Living Wills And Their Suggested Form

Living wills in Minnesota can be tricky. For better or worse, there is a suggested form. Under Minnesota statute 145B.04, there is a standard form that is supposed to help people express their wishes when or if they become terminally ill. Unfortunately, the statute requires strict compliance that often creates a host of other issues.

Take a hard look at the statute for living wills. Minnesota’s standard form creates lots of lines and spaces. When filled out incorrectly, these lines and spaces cause problems for families and doctors.

The biggest risk for anybody using the suggested form is the risk of contradiction. In other words, filling out the suggested form may contradict other significant documents like a health care directive, an organ donation card, or even worse, a power of attorney designation.

On the other hand, when a living will is drafted alongside other life planning documents, living wills can answer lots of significant questions.

Pros and Cons for Living Wills

  • Identify a proxy or person who can carry out another person’s wishes;
  • Appoint a guardian;
  • Express wishes for organ donations;
  • Answer questions about life sustaining treatments; and
  • A host of other issues related to terminal conditions.

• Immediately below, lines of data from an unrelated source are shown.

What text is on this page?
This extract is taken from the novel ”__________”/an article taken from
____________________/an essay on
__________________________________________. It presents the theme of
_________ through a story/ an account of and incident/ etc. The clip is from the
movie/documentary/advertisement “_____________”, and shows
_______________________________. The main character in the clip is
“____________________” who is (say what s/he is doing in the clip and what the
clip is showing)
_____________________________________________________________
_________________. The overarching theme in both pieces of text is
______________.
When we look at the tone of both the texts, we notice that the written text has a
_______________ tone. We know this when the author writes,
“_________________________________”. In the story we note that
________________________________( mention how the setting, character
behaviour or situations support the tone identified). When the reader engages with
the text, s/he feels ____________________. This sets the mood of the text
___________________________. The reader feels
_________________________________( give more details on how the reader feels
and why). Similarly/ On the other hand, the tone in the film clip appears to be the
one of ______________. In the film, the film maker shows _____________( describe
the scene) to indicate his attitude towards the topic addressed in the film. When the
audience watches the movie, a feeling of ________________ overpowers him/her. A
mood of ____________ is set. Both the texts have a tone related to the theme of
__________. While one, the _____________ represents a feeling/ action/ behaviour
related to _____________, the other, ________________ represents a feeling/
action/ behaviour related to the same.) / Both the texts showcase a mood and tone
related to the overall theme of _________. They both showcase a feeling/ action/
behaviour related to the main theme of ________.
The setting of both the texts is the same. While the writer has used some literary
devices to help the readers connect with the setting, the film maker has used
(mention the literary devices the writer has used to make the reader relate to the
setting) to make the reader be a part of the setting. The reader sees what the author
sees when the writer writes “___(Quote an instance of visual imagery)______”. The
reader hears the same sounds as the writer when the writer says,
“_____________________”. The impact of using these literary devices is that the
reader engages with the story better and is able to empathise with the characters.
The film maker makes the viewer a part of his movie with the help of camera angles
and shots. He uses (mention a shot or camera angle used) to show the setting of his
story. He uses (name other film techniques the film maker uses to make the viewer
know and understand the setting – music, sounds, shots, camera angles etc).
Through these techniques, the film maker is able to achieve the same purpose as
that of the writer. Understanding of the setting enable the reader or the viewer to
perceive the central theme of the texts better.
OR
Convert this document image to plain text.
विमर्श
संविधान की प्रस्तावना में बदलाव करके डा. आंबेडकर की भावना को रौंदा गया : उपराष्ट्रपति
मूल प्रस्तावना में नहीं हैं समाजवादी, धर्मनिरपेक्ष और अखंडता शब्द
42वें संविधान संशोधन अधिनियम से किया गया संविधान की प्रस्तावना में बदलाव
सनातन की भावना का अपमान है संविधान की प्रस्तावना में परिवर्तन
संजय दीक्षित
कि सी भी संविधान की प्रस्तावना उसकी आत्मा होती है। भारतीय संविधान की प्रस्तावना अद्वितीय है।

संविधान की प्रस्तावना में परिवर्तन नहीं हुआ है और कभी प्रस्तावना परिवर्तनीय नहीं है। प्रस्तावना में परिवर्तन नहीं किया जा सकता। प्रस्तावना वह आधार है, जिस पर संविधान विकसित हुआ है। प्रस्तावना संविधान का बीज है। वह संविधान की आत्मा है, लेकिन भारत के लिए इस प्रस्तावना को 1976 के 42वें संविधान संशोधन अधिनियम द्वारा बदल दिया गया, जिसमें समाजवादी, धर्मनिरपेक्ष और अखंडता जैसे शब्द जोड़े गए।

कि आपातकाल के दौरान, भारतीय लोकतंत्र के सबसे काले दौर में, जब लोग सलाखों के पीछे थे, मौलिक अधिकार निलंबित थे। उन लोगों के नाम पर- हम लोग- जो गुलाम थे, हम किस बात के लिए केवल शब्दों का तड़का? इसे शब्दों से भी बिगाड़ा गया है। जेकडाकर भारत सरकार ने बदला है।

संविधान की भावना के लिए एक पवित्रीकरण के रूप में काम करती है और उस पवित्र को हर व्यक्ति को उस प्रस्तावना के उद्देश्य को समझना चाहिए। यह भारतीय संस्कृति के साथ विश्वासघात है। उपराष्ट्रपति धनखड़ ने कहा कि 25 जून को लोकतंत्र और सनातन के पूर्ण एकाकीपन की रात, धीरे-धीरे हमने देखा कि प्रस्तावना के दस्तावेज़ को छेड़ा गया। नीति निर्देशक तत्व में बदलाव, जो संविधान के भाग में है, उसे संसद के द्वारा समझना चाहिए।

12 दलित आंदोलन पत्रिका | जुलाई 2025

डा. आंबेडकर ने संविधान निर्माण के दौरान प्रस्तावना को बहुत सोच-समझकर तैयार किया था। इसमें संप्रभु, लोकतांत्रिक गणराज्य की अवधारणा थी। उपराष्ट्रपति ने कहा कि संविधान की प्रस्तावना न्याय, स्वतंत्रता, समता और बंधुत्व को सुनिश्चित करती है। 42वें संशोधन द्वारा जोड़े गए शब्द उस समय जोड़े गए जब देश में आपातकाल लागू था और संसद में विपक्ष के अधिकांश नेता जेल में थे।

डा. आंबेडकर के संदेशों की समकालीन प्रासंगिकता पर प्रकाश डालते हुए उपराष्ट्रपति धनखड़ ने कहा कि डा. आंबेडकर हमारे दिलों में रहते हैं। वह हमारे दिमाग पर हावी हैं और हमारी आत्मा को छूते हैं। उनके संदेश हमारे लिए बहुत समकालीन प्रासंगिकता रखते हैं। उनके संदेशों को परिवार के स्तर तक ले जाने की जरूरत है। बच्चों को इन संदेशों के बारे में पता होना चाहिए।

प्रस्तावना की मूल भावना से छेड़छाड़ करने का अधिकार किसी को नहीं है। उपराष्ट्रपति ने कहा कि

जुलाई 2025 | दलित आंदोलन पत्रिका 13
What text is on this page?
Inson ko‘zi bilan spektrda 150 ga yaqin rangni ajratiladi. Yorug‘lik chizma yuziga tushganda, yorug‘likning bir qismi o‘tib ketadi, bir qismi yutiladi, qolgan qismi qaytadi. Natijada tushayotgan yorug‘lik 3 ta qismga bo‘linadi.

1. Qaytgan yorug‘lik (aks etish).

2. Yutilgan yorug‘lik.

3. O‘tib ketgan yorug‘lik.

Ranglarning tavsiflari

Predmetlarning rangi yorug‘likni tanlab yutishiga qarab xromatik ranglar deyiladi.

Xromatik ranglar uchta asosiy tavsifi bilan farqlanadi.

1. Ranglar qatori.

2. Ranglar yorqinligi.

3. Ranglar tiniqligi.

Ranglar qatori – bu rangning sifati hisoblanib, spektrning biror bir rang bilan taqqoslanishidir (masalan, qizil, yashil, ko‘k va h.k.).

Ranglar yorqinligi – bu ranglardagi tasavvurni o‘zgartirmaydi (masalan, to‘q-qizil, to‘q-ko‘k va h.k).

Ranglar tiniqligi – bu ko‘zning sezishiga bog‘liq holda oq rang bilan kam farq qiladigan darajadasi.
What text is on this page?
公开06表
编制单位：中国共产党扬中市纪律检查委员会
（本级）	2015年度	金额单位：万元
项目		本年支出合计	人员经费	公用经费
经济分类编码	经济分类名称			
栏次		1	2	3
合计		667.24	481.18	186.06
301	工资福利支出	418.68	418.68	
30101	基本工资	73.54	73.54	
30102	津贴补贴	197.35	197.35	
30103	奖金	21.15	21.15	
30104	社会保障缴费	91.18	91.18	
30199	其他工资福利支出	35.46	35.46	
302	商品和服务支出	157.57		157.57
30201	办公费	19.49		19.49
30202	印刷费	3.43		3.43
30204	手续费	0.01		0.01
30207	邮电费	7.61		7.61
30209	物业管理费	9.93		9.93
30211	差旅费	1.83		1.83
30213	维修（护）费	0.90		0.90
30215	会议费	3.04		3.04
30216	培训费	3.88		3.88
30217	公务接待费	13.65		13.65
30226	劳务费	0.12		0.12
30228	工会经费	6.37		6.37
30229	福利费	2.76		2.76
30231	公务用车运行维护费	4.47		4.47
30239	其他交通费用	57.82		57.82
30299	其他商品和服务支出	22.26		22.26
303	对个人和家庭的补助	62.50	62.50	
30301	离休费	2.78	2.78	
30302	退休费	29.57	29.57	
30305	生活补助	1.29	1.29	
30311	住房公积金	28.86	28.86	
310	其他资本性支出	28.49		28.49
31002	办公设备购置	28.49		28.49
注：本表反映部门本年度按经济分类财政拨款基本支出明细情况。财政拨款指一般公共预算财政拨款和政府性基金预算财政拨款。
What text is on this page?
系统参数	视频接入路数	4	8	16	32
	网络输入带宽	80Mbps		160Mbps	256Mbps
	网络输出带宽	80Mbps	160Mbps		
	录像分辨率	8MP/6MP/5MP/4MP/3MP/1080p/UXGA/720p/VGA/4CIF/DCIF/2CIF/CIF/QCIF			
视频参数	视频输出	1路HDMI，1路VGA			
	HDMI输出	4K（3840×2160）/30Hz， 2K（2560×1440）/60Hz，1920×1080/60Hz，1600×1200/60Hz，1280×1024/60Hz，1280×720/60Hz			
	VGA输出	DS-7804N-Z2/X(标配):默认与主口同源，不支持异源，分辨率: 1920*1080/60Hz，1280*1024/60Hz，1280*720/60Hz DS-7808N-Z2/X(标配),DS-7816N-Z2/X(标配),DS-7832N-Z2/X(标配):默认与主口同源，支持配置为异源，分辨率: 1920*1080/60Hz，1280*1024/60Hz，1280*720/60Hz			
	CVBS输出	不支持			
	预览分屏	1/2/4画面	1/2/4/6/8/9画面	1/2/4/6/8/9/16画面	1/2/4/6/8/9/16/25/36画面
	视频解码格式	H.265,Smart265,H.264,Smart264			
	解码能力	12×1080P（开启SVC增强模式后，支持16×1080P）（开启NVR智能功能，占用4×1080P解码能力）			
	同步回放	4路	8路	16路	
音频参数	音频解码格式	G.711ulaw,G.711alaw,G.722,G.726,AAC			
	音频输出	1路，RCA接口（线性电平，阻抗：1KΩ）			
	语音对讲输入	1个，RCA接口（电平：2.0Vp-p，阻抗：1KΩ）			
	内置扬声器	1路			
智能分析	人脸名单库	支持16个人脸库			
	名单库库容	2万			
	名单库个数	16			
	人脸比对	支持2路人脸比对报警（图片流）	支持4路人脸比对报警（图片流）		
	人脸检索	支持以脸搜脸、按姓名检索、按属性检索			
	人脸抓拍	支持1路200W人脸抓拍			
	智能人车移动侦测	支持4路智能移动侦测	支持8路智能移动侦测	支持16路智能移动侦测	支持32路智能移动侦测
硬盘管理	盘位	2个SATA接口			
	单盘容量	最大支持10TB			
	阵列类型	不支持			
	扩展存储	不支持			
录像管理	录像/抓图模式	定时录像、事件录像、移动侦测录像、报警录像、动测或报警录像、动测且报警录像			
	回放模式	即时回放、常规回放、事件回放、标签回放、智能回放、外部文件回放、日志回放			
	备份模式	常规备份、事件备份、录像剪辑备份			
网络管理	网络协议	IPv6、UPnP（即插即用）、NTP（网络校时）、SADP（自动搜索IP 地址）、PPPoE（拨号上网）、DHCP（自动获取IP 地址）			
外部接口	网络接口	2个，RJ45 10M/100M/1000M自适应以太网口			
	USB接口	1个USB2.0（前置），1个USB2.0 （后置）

Likewise, living wills have negatives too, which can include:

  • Blurring the lines of healthcare agents and living will proxies;
  • Creating risk for contradiction between other estate planning tools;
  • Provide an opportunity for unclear directives; and
  • A host of other issues.

Again, living wills serve a tremendous purpose. Because Minnesota law makes a distinction between healthcare directives and living wills, the bigger concern is addressing conflict and unintended consequences.

Thus, draft, check, and revisit every estate planning document to prevent contradictions.